Step one in learning hiragana is mastering its four basic vowels: a (ah), i (ee), u (oo) and e. Each letter in this script has a distinct sound that can be found on its chart below, although certain letters, like y and w, do not correspond directly.
There are multiple ways hiragana can be modified to alter the sound of words. A dakuten marker, for instance, can turn voiceless consonants into voiced ones: k-g, s-t, s-z, t-d and h-b; while handakuten markers can convert j-sounds to p-sounds: ch-sh, d-p and n-p.
Katakana is a phonetic writing system created to represent words from foreign languages in Japan. Originally intended for travelers and merchants, katakana has since become widespread usage for names, onomatopoeia and scientific terms relating to foreign countries; although not as prevalent as its more well-known counterpart, Kanji.
Iroha desu ka
Traveling to Japan? Knowing some Japanese is essential, and its language is relatively straightforward: Hiragana (rounded letters), Katakana (used for foreign-sounding words with spiked letters), and Kanji (Chinese characters). Of these scripts, Hiragana and Katakana are easier than Kanji; its first two scripts contain 46 characters each representing one syllable; when people ask you for assistance it’s polite to respond with “arigatou gozaimasu” (or casual “arigatou”) than saying anything else; Japanese culture expects their speakers to be courteous towards them as this language requires them.
If the person with whom you’re speaking doesn’t fully grasp your reply, using phrases such as nani ka desu ka? is an effective way of showing respect for their language.

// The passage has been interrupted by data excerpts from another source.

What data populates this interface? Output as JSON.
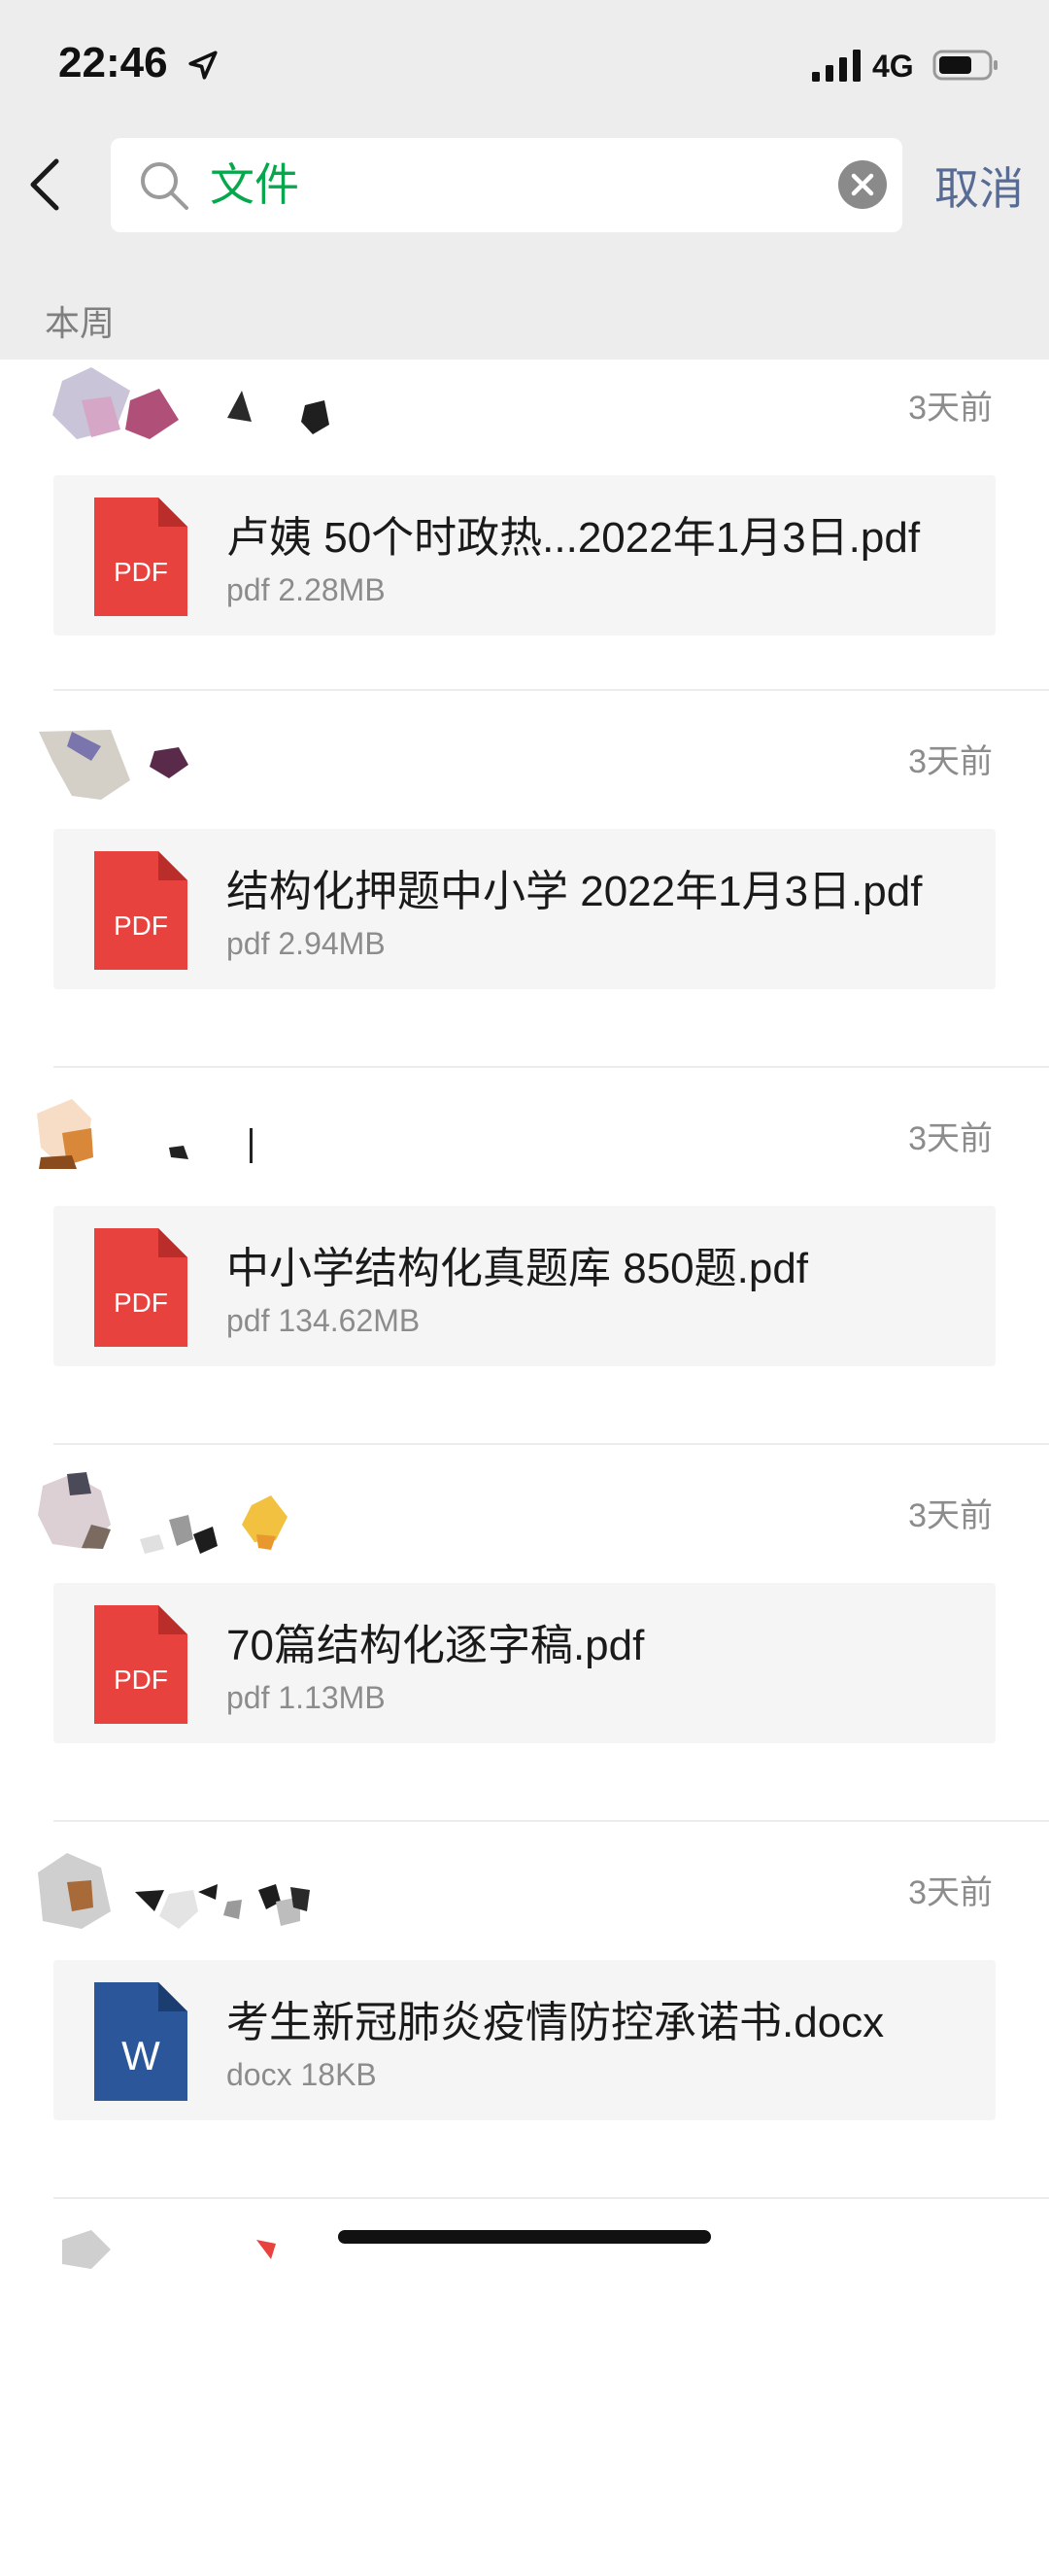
{
  "status_bar": {
    "time": "22:46",
    "network": "4G"
  },
  "search": {
    "query": "文件",
    "cancel_label": "取消"
  },
  "section": {
    "header": "本周"
  },
  "results": [
    {
      "time": "3天前",
      "file_name": "卢姨 50个时政热...2022年1月3日.pdf",
      "file_type": "pdf",
      "file_size": "pdf 2.28MB",
      "icon_label": "PDF"
    },
    {
      "time": "3天前",
      "file_name": "结构化押题中小学 2022年1月3日.pdf",
      "file_type": "pdf",
      "file_size": "pdf 2.94MB",
      "icon_label": "PDF"
    },
    {
      "time": "3天前",
      "file_name": "中小学结构化真题库 850题.pdf",
      "file_type": "pdf",
      "file_size": "pdf 134.62MB",
      "icon_label": "PDF"
    },
    {
      "time": "3天前",
      "file_name": "70篇结构化逐字稿.pdf",
      "file_type": "pdf",
      "file_size": "pdf 1.13MB",
      "icon_label": "PDF"
    },
    {
      "time": "3天前",
      "file_name": "考生新冠肺炎疫情防控承诺书.docx",
      "file_type": "docx",
      "file_size": "docx 18KB",
      "icon_label": "W"
    }
  ],
  "colors": {
    "accent_green": "#07a84d",
    "link_blue": "#576b95",
    "pdf_red": "#e8423f",
    "word_blue": "#2b579a"
  }
}
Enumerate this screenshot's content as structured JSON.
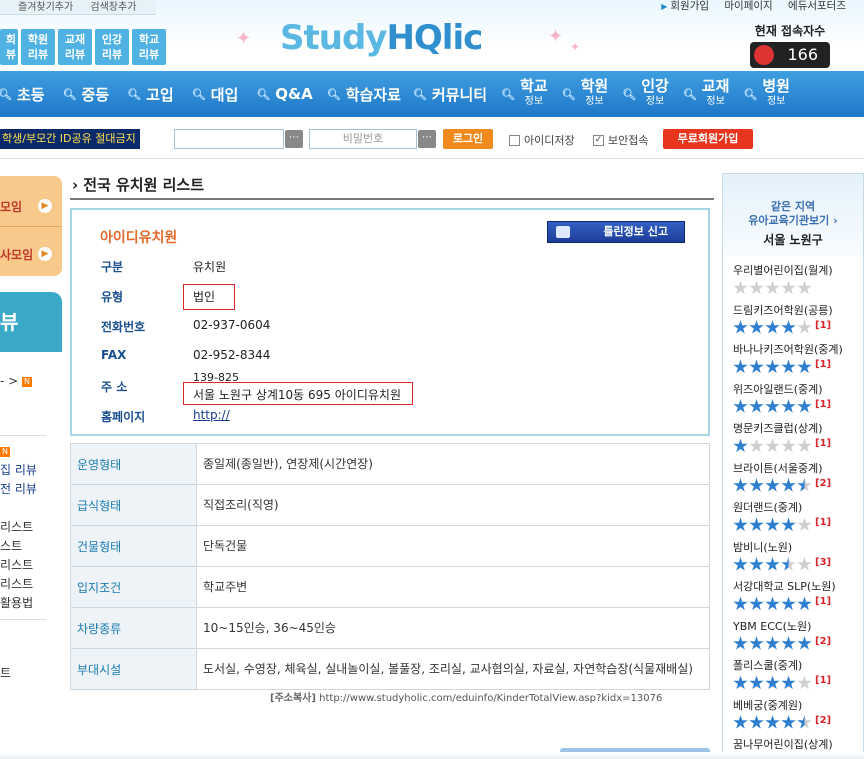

Traveling in Japan can be exciting, yet difficult at the same time. One of the greatest difficulties when ordering food can be communicating with locals. Thankfully, Japanese has an easy system of counters which make communication with locals much simpler; one such counter being “homu”, meaning platform. When seeing “1ban homukaraFa Che shimasu,” that indicates the train has left from platform 1. Additionally, learning some basic phrases such as ikura desu ka? or “ikura na nani ka desu Kawai Ka? ” will make life much simpler.